Comment nos voisins luttent contre les discriminations raciales au travail

Politique sociale | publié le : 01.01.2006 | Isabelle Moreau

Avec 150 plaintes environ déposées pour des difficultés d'emploi liées à l'origine ethnique sur les quelque 900 enregistrées depuis sa création en mars 2005, la Haute Autorité de lutte contre les discriminations et pour l'égalité montre, s'il le fallait, l'ampleur des problèmes lorsqu'on s'appelle Rachid ou Safiatou. Alors même que, poussée par l'Europe, la France dispose d'un arsenal législatif complet pour lutter contre les discriminations. Pour autant, la prise de conscience des entreprises fait son chemin. « Afin d'éviter les risques juridiques et d'image, mais aussi pour faire face au choc démographique, les entreprises ne peuvent pas se priver de ces compétences, explique Yves Desjacques, directeur général chargé des RH de VediorBis. Pour les clients, la diversité culturelle est essentielle. Mais c'est aussi un gage de créativité. Si vous n'avez que des clones dans vos équipes, vous tournez en rond. » L'entreprise a ainsi noué un partenariat avec l'ANPE et la commission pour la promotion de l'égalité des chances et de la citoyenneté de Paris, qui vise à accompagner vers l'emploi durable 30 chômeurs diplômés (bac + 2 et plus) issus de l'immigration et victimes de discrimination. Dans un autre registre, l'ANPE a également signé avec le groupe Accor la troisième convention nationale de partenariat pour recruter des candidats à partir de leurs aptitudes et non plus seulement en fonction de leur expérience. La DRH du groupe hôtelier, Cathy Kopp, sera d'ailleurs la chef de file du Medef lors des négociations avec les syndicats sur la diversité, prévues début 2006. Cette démarche s'avère plutôt originale en Europe, nos voisins oscillant entre le respect du droit communautaire et des arguments économiques pour inciter leurs entreprises à diversifier leurs équipes. Tour d'Europe de la lutte contre la discrimination raciale au travail.
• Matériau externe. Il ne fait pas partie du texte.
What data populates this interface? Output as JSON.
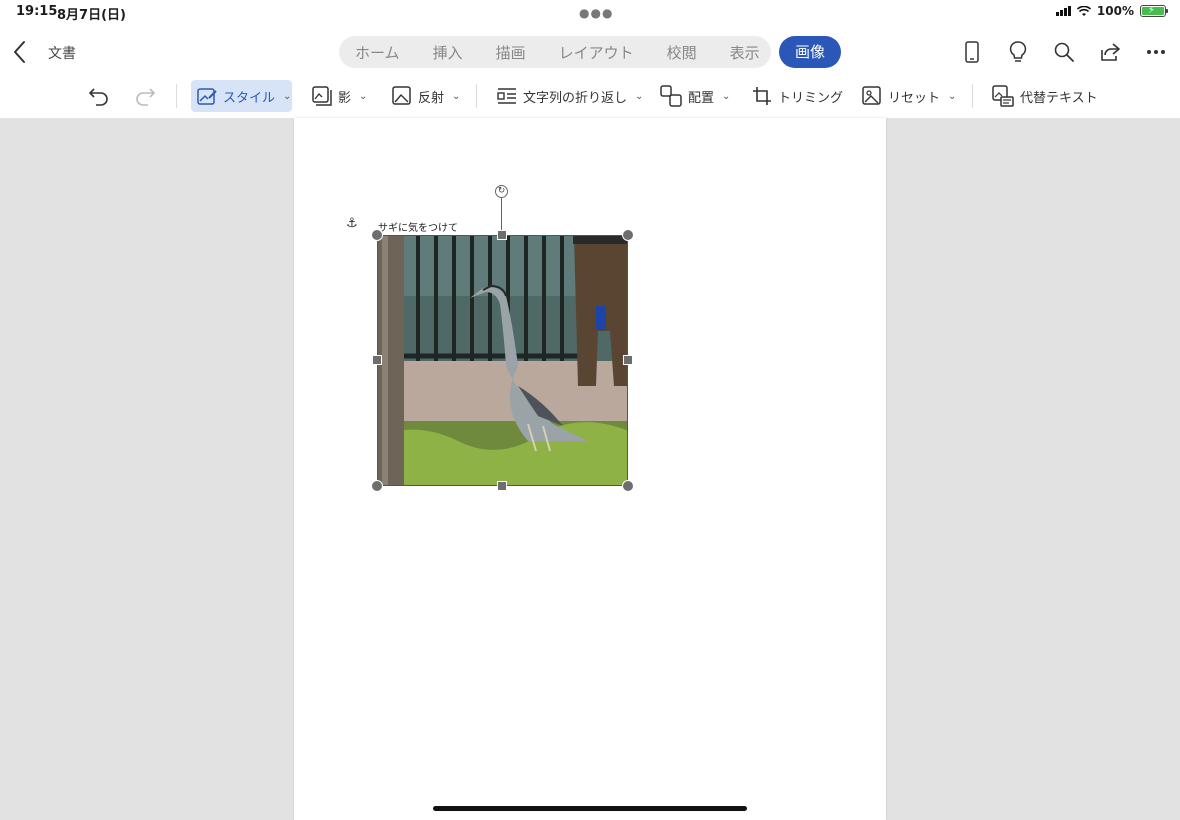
{
  "status": {
    "time": "19:15",
    "date": "8月7日(日)",
    "battery": "100%"
  },
  "header": {
    "doc_name": "文書",
    "tabs": [
      "ホーム",
      "挿入",
      "描画",
      "レイアウト",
      "校閲",
      "表示"
    ],
    "active_tab": "画像"
  },
  "toolbar": {
    "style": "スタイル",
    "shadow": "影",
    "reflection": "反射",
    "wrap": "文字列の折り返し",
    "arrange": "配置",
    "crop": "トリミング",
    "reset": "リセット",
    "alt_text": "代替テキスト"
  },
  "document": {
    "caption": "サギに気をつけて"
  },
  "colors": {
    "accent": "#2b58b8",
    "selected_bg": "#d7e4f7",
    "canvas": "#e2e2e2"
  }
}
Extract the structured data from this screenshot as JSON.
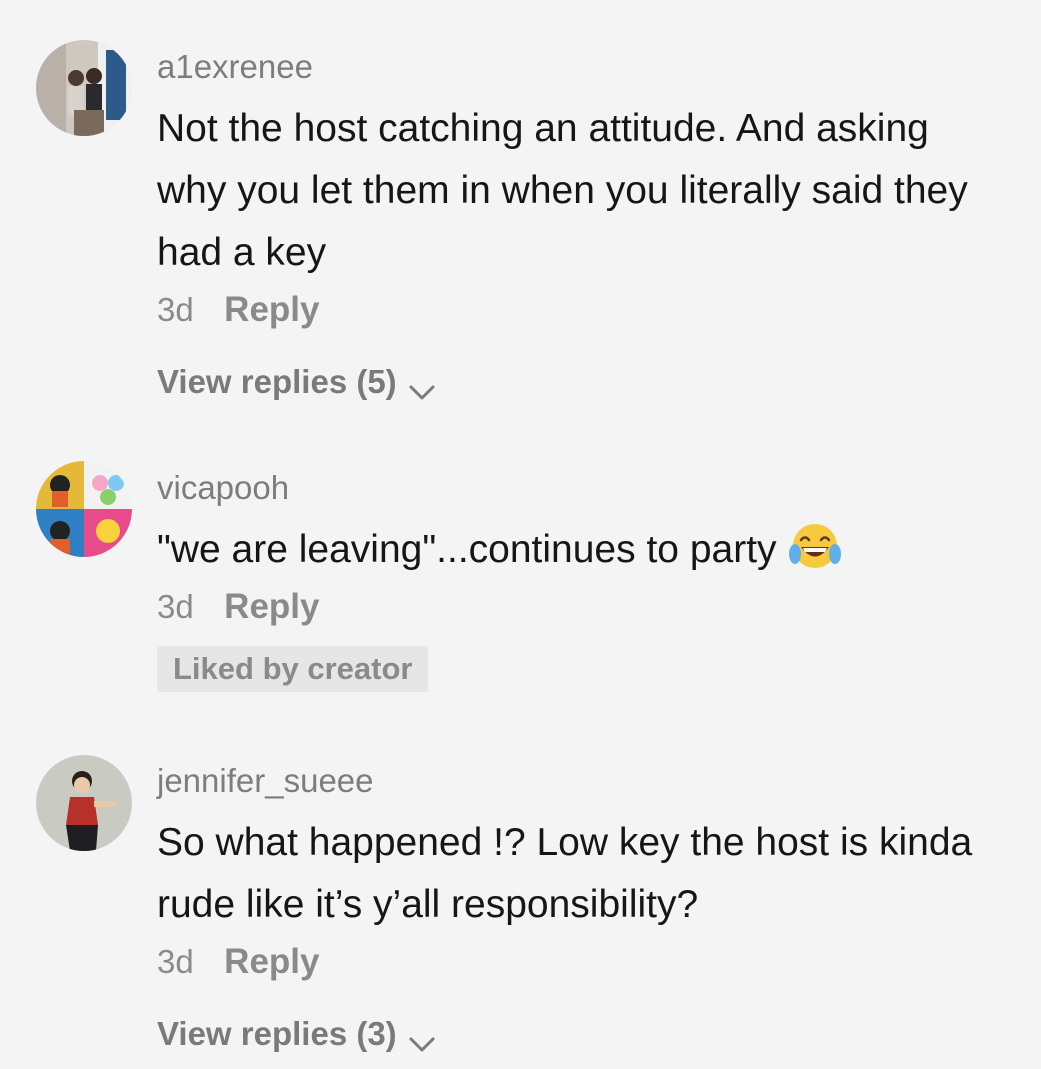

La Belgique s'est dotée d'une loi antidiscrimination ambitieuse mais les résultats ne sont pas à la hauteur

Dans le royaume, la moitié des chômeurs issus de l'immigration ont subi, au moins une fois, un comportement discriminatoire. Tel est le résultat d'une étude publiée il y a un an par l'Office régional de l'emploi bruxellois, l'équivalent de l'ANPE. De quoi émouvoir le gouvernement et les syndicats : la fédération bruxelloise du syndicat chrétien (CSC) a adressé à ses délégués un fascicule donnant tuyaux et consignes pour lutter contre ce phénomène. Les entreprises ne sont pas en reste : Arcelor, IBM ou Dexia ont adopté un code de conduite.

Depuis 2003, la Belgique s'est dotée d'une législation musclée qui étend la possibilité, pour chaque citoyen, d'ester en justice lorsqu'il s'estime discriminé dans « l'offre et le traitement d'une candidature » ou dans « les conditions de travail et l'accomplissement de la carrière professionnelle ». La charge de la preuve est inversée et c'est à l'employeur de démontrer qu'il ne discrimine pas.

Là réside la force, mais aussi la faiblesse de la loi. La Fédération des entreprises de Belgique (FEB) n'a pas manqué de dénoncer un texte qui place l'employeur en position de coupable présumé et intronise le testing : toute personne pouvait se présenter de façon factice devant un recruteur pour démontrer ensuite, face aux juges, que sa candidature était rejetée. « Nous sommes franchement opposés à cette forme d'inquisition », tranche Sonia Kohnenmergen, de la FEB.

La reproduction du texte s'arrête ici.